Jake's parents take Marisa to the family cottage in Gloucestershire, where Chris monitors her medication and Jake pretends to be her partner to keep her stable. Kate meets Jas, who reveals Marisa's true history: her mother did abandon her, she was raped at seventeen, and they met at a support group for survivors of sexual assault. When Marisa stops her medication, she develops obsessive fixations on men. Everything she told Kate and Jake about her happy family was invented.
On risperidone, Marisa becomes calm and cooperative. But Annabelle begins manipulating the situation, telling Jake that Marisa feels too guilty to see Kate while telling Marisa that Kate does not want to see her. Jake starts visiting the cottage alone, and an unacknowledged distance grows between him and Kate.
Annabelle organizes a baby shower at the family home. During the party, she corners Kate in the kitchen and tells her that Jake and Marisa are better suited, that the baby is not genetically Kate's, and that she deliberately kept Kate away. Kate despairs but then feels a surge of determination. She returns to the living room and demands Annabelle repeat her words. Annabelle denies everything, but Marisa steps forward from the corridor and confirms it all. Marisa states firmly that the baby is Kate's, has always been, and always will be. Jake erupts at his mother, accusing her of being a narcissist who treats her children like chess pieces.
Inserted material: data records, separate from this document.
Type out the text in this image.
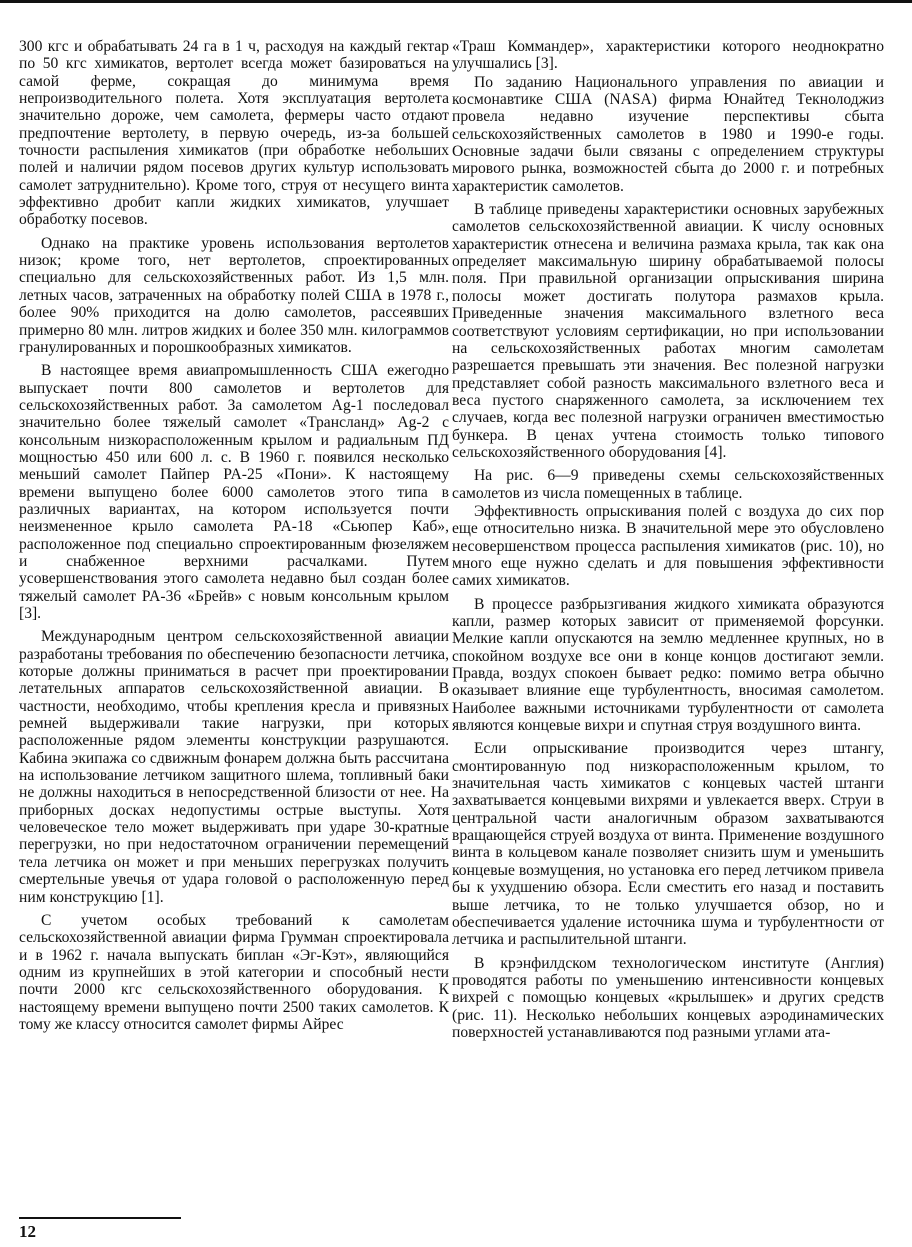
300 кгс и обрабатывать 24 га в 1 ч, расходуя на каждый гектар по 50 кгс химикатов, вертолет всегда может базироваться на самой ферме, сокращая до минимума время непроизводительного полета. Хотя эксплуатация вертолета значительно дороже, чем самолета, фермеры часто отдают предпочтение вертолету, в первую очередь, из-за большей точности распыления химикатов (при обработке небольших полей и наличии рядом посевов других культур использовать самолет затруднительно). Кроме того, струя от несущего винта эффективно дробит капли жидких химикатов, улучшает обработку посевов.

Однако на практике уровень использования вертолетов низок; кроме того, нет вертолетов, спроектированных специально для сельскохозяйственных работ. Из 1,5 млн. летных часов, затраченных на обработку полей США в 1978 г., более 90% приходится на долю самолетов, рассеявших примерно 80 млн. литров жидких и более 350 млн. килограммов гранулированных и порошкообразных химикатов.

В настоящее время авиапромышленность США ежегодно выпускает почти 800 самолетов и вертолетов для сельскохозяйственных работ. За самолетом Ag-1 последовал значительно более тяжелый самолет «Трансланд» Ag-2 с консольным низкорасположенным крылом и радиальным ПД мощностью 450 или 600 л. с. В 1960 г. появился несколько меньший самолет Пайпер PA-25 «Пони». К настоящему времени выпущено более 6000 самолетов этого типа в различных вариантах, на котором используется почти неизмененное крыло самолета PA-18 «Сьюпер Каб», расположенное под специально спроектированным фюзеляжем и снабженное верхними расчалками. Путем усовершенствования этого самолета недавно был создан более тяжелый самолет PA-36 «Брейв» с новым консольным крылом [3].

Международным центром сельскохозяйственной авиации разработаны требования по обеспечению безопасности летчика, которые должны приниматься в расчет при проектировании летательных аппаратов сельскохозяйственной авиации. В частности, необходимо, чтобы крепления кресла и привязных ремней выдерживали такие нагрузки, при которых расположенные рядом элементы конструкции разрушаются. Кабина экипажа со сдвижным фонарем должна быть рассчитана на использование летчиком защитного шлема, топливный баки не должны находиться в непосредственной близости от нее. На приборных досках недопустимы острые выступы. Хотя человеческое тело может выдерживать при ударе 30-кратные перегрузки, но при недостаточном ограничении перемещений тела летчика он может и при меньших перегрузках получить смертельные увечья от удара головой о расположенную перед ним конструкцию [1].

С учетом особых требований к самолетам сельскохозяйственной авиации фирма Грумман спроектировала и в 1962 г. начала выпускать биплан «Эг-Кэт», являющийся одним из крупнейших в этой категории и способный нести почти 2000 кгс сельскохозяйственного оборудования. К настоящему времени выпущено почти 2500 таких самолетов. К тому же классу относится самолет фирмы Айрес

«Траш Коммандер», характеристики которого неоднократно улучшались [3].

По заданию Национального управления по авиации и космонавтике США (NASA) фирма Юнайтед Текнолоджиз провела недавно изучение перспективы сбыта сельскохозяйственных самолетов в 1980 и 1990-е годы. Основные задачи были связаны с определением структуры мирового рынка, возможностей сбыта до 2000 г. и потребных характеристик самолетов.

В таблице приведены характеристики основных зарубежных самолетов сельскохозяйственной авиации. К числу основных характеристик отнесена и величина размаха крыла, так как она определяет максимальную ширину обрабатываемой полосы поля. При правильной организации опрыскивания ширина полосы может достигать полутора размахов крыла. Приведенные значения максимального взлетного веса соответствуют условиям сертификации, но при использовании на сельскохозяйственных работах многим самолетам разрешается превышать эти значения. Вес полезной нагрузки представляет собой разность максимального взлетного веса и веса пустого снаряженного самолета, за исключением тех случаев, когда вес полезной нагрузки ограничен вместимостью бункера. В ценах учтена стоимость только типового сельскохозяйственного оборудования [4].

На рис. 6—9 приведены схемы сельскохозяйственных самолетов из числа помещенных в таблице.

Эффективность опрыскивания полей с воздуха до сих пор еще относительно низка. В значительной мере это обусловлено несовершенством процесса распыления химикатов (рис. 10), но много еще нужно сделать и для повышения эффективности самих химикатов.

В процессе разбрызгивания жидкого химиката образуются капли, размер которых зависит от применяемой форсунки. Мелкие капли опускаются на землю медленнее крупных, но в спокойном воздухе все они в конце концов достигают земли. Правда, воздух спокоен бывает редко: помимо ветра обычно оказывает влияние еще турбулентность, вносимая самолетом. Наиболее важными источниками турбулентности от самолета являются концевые вихри и спутная струя воздушного винта.

Если опрыскивание производится через штангу, смонтированную под низкорасположенным крылом, то значительная часть химикатов с концевых частей штанги захватывается концевыми вихрями и увлекается вверх. Струи в центральной части аналогичным образом захватываются вращающейся струей воздуха от винта. Применение воздушного винта в кольцевом канале позволяет снизить шум и уменьшить концевые возмущения, но установка его перед летчиком привела бы к ухудшению обзора. Если сместить его назад и поставить выше летчика, то не только улучшается обзор, но и обеспечивается удаление источника шума и турбулентности от летчика и распылительной штанги.

В крэнфилдском технологическом институте (Англия) проводятся работы по уменьшению интенсивности концевых вихрей с помощью концевых «крылышек» и других средств (рис. 11). Несколько небольших концевых аэродинамических поверхностей устанавливаются под разными углами ата-

12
Kate, Jake, and Marisa leave together. Marisa moves in with Jas for the remainder of the pregnancy, and standing up to Annabelle proves a turning point in her recovery. Leo Christopher Sturridge is born with 1990s hip-hop playing in the delivery room. When Kate holds her son, she recognizes him as hers. In the months that follow, Kate and Jake settle into parenthood. Marisa goes traveling through the Americas. Annabelle sends knitted bootees addressed only to Jake, who throws the card away. Walking along the river near Battersea Park, Kate reflects that she can understand, if not forgive, a mother's possessive love, because she now knows she would do anything for Leo.